Sueli, a primeira menina, já havia parado o balanço. O irmão também havia voltado ao meio dos outros todos que não arredaram o pé de canto algum até o final da tarde em que o sol já morto deixa um espaço fosco para a chegada das estrelas. Estavam ali em todos os mesmos lugares de senpre. Manoel em seu sofá, Antônio sob uma luminária alta que havia no canto. Julia continuava esperando que alguém pedisse, com a sutileza dessa ordem, água ou café ou suco do que pudesse ser feito. Todos queriam sair e encontrar a razão do grito de Mariza.

É preciso mais que vontade de sair de qualquer lugar.
Os três primeiros ainda riam, calavam ou balançavam algum brinquedo qualquer de corda e árvore e sombra. Ela ainda estava presa no escritório onde o som de seu grito ecoava insistente, agora, transformado em silêncio. E quando o dia chegou, quiseram voltar todos aos seus afazeres. Voltaram.

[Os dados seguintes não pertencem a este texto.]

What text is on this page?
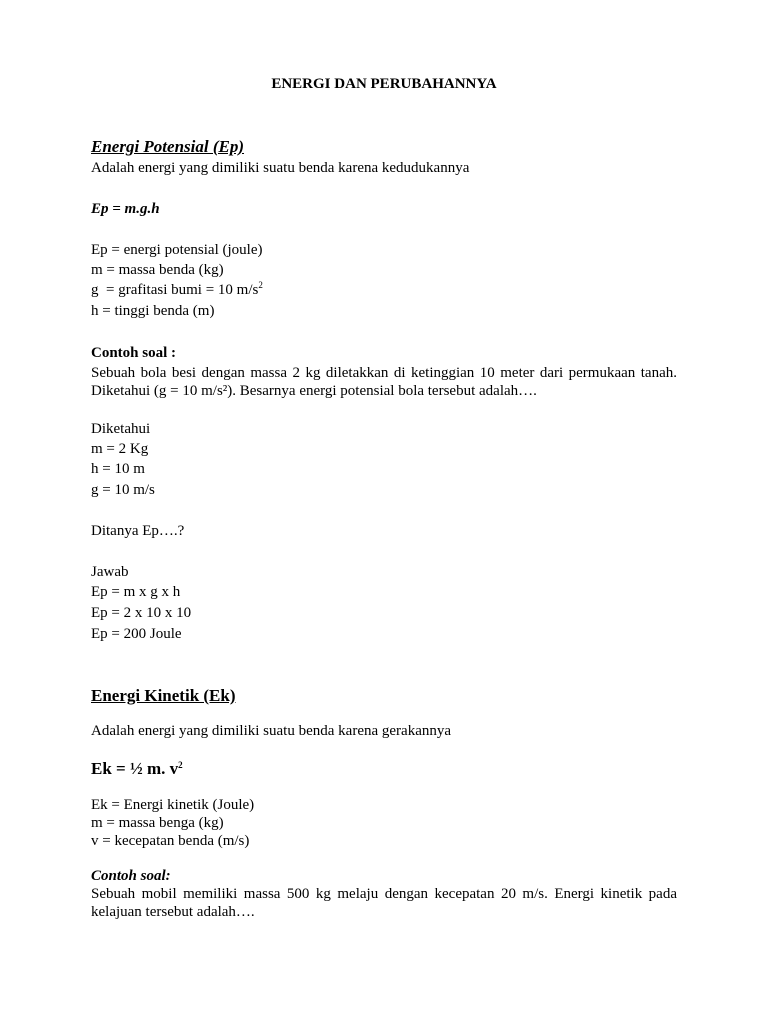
ENERGI DAN PERUBAHANNYA
Energi Potensial (Ep)
Adalah energi yang dimiliki suatu benda karena kedudukannya
Ep = m.g.h
Ep = energi potensial (joule)
m = massa benda (kg)
g  = grafitasi bumi = 10 $m/s^2$
h = tinggi benda (m)
Contoh soal :
Sebuah bola besi dengan massa 2 kg diletakkan di ketinggian 10 meter dari permukaan tanah. Diketahui (g = 10 m/s²). Besarnya energi potensial bola tersebut adalah….
Diketahui
m = 2 Kg
h = 10 m
g = 10 m/s
Ditanya Ep….?
Jawab
Ep = m x g x h
Ep = 2 x 10 x 10
Ep = 200 Joule
Energi Kinetik (Ek)
Adalah energi yang dimiliki suatu benda karena gerakannya
Ek = ½ m. $v^2$
Ek = Energi kinetik (Joule)
m = massa benga (kg)
v = kecepatan benda (m/s)
Contoh soal:
Sebuah mobil memiliki massa 500 kg melaju dengan kecepatan 20 m/s. Energi kinetik pada kelajuan tersebut adalah….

Foi aí que Mariza repetiu para o homem de azul que visitava sua casa naquele dia: 
- Não quero ouvir nada mais. Quero inclusive que leve o tapete, os livros e tudo que traz toda essa poeira. Martin acreditou que fosse loucura ser expulso assim de tanto tempo em que poderiam construir para espantar a todos.
Mariza achou que seria imprudência permanecer assim em tanto tempo em que se espanta todo mundo.
Julia achou que seria loucura continuar tanto tempo só. Mas ninguém pôde perguntar nada a Julia, ela não diria, também não seria ouvida.
Os dias nasceram a seguir. 
Tudo era calado outra vez e nada mais espantava. Mariza continuava só quando todos achavam que assim estava. Quando falava, era possível entender seu interlocutor, vê-lo, às vezes, e estar seguros de que a loucura não é ali assim tão palpável como naquela noite.
Mariza não viveu feliz. Ninguém viveu feliz, talvez, mas todos continuaram livres.